I must go down to the seas again, for the call of the running tide
Is a wild call and a clear call that may not be denied;
And all I ask is a windy day with the white clouds flying,
And the flung spray and the blown spume, and the sea-gulls crying.

I must go down to the seas again, to the vagrant gypsy life,
To the gull’s way and the whale’s way, where the wind’s like a whetted knife;
And all I ask is a merry yarn from a laughing fellow-rover,
And quiet sleep and a sweet dream when the long trick’s over.

– John Masefield © 1902

Treason…

This Monday Rasmussen released a poll that proclaimed a “pre-revolutionary” sentiment in the United States. Watching the home grown violence gripping our allies in the UK, in Spain, and in Greece, we should take a hard look at what it means to be “pre-revolutionary.” A revolution isn’t just tearing down the machine with no ideas about what the next best thing should look like. Can you imagine George Washington or Ben Franklin simply throwing out the British and then going home to hope for the best… but only after looting all the stores in Philadelphia?

I know there are plenty of people out there agitating and that there are a few of them who have no purpose other than just wanting to see the world burn. Our forefathers granted us a republic and we owe it to ourselves and our own posterity to avail ourselves of every built in electoral and procedural safeguard to maintain it. I swore an oath to defend the Constitution against enemies foreign and domestic. When I took that oath, I never dreamed that it would be the latter that most worried me.

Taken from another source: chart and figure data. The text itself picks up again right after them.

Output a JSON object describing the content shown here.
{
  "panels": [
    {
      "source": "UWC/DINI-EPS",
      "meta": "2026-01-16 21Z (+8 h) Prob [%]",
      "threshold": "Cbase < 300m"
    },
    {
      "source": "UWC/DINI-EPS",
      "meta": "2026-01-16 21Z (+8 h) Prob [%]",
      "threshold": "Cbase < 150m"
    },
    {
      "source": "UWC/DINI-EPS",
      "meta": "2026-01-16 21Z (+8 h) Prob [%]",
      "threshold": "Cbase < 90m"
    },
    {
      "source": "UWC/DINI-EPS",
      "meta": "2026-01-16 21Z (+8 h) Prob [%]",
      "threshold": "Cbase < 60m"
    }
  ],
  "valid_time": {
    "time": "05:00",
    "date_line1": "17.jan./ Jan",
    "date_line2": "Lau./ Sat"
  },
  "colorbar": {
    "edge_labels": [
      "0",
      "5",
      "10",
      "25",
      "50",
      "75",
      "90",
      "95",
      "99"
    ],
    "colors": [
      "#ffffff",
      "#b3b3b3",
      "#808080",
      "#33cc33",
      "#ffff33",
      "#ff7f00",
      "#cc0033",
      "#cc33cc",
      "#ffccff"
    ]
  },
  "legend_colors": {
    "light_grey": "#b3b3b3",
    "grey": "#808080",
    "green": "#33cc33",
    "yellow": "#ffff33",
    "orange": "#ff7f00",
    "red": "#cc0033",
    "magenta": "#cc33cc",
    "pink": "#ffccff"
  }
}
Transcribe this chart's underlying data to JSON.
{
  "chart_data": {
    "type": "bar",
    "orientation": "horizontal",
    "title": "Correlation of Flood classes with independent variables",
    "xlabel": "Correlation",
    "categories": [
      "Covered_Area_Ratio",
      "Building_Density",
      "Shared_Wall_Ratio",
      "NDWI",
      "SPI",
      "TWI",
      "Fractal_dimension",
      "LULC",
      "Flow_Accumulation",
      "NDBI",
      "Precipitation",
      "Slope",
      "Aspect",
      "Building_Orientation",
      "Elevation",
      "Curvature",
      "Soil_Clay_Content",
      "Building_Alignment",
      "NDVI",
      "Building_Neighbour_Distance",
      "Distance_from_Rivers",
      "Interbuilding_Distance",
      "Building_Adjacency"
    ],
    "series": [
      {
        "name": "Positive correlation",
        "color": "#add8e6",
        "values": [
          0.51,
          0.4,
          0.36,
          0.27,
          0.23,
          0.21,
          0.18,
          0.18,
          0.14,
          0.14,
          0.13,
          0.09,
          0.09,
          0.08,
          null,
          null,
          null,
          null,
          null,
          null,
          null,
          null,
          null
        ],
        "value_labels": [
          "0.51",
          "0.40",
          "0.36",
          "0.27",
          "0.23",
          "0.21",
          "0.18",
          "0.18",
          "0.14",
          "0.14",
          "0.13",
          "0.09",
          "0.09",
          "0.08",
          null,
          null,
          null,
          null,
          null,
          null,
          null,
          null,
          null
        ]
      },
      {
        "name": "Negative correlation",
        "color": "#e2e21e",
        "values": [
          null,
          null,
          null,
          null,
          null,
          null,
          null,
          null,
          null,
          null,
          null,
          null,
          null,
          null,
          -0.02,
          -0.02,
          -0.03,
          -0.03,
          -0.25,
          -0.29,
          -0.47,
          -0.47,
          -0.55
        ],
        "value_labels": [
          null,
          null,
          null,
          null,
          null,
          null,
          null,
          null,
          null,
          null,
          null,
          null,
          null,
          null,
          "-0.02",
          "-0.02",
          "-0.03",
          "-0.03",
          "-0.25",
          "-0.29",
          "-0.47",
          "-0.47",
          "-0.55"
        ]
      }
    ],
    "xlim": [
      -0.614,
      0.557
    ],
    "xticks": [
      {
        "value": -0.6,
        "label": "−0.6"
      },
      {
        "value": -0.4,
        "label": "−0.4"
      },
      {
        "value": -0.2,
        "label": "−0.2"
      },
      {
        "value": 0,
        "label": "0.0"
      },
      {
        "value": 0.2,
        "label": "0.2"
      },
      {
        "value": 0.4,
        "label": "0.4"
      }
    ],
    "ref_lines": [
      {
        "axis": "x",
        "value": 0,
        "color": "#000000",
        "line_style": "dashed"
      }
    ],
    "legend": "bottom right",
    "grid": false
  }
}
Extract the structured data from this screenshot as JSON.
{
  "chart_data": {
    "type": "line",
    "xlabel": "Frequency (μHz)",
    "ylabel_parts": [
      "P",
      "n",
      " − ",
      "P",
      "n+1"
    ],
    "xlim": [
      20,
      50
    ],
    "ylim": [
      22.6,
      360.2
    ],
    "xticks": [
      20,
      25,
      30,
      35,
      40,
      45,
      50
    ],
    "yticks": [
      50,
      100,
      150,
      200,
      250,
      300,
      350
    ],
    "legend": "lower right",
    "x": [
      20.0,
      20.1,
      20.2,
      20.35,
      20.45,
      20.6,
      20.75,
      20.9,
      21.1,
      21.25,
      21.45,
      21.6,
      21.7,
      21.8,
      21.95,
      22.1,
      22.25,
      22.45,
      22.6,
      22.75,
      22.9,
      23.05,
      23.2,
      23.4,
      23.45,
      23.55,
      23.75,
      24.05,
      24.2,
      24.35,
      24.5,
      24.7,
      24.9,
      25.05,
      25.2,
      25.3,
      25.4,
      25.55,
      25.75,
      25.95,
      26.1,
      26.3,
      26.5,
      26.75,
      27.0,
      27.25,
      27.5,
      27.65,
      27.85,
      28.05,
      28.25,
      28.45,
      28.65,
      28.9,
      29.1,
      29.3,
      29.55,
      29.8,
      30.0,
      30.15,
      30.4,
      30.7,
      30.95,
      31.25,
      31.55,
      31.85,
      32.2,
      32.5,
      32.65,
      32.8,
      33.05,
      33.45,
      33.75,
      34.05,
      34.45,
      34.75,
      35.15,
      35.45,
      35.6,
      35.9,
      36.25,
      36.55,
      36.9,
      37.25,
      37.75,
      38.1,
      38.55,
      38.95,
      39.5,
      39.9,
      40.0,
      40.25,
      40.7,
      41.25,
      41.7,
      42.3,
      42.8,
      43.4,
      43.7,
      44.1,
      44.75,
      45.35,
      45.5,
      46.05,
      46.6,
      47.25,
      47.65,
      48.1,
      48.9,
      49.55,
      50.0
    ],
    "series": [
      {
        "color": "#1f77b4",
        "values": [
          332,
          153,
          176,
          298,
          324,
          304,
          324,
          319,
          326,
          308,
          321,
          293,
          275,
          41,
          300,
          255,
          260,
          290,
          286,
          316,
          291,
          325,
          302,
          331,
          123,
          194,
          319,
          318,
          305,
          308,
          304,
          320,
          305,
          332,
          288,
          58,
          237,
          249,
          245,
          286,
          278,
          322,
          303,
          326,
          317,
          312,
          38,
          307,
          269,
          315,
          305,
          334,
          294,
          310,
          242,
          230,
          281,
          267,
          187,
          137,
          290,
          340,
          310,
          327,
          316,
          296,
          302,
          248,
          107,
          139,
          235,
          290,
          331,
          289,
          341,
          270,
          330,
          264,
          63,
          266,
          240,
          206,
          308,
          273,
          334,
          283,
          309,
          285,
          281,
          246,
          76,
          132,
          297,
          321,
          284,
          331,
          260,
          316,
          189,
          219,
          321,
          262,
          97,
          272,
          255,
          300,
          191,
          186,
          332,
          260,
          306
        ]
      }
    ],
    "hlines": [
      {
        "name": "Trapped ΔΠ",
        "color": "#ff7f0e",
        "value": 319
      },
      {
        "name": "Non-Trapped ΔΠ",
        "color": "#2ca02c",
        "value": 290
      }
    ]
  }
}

If there is doubt for anyone reading this, let me go on the record in as loud and clear a voice as I can muster: The faceless mob, the rabble, who use the present adversity to feed into this call for insurrection deserve nothing more than a traitor’s death. In a turbulent world, we are still the last great bulwark between civilization and the abyss. Should be stumble or if we shrug, beyond here there be monsters.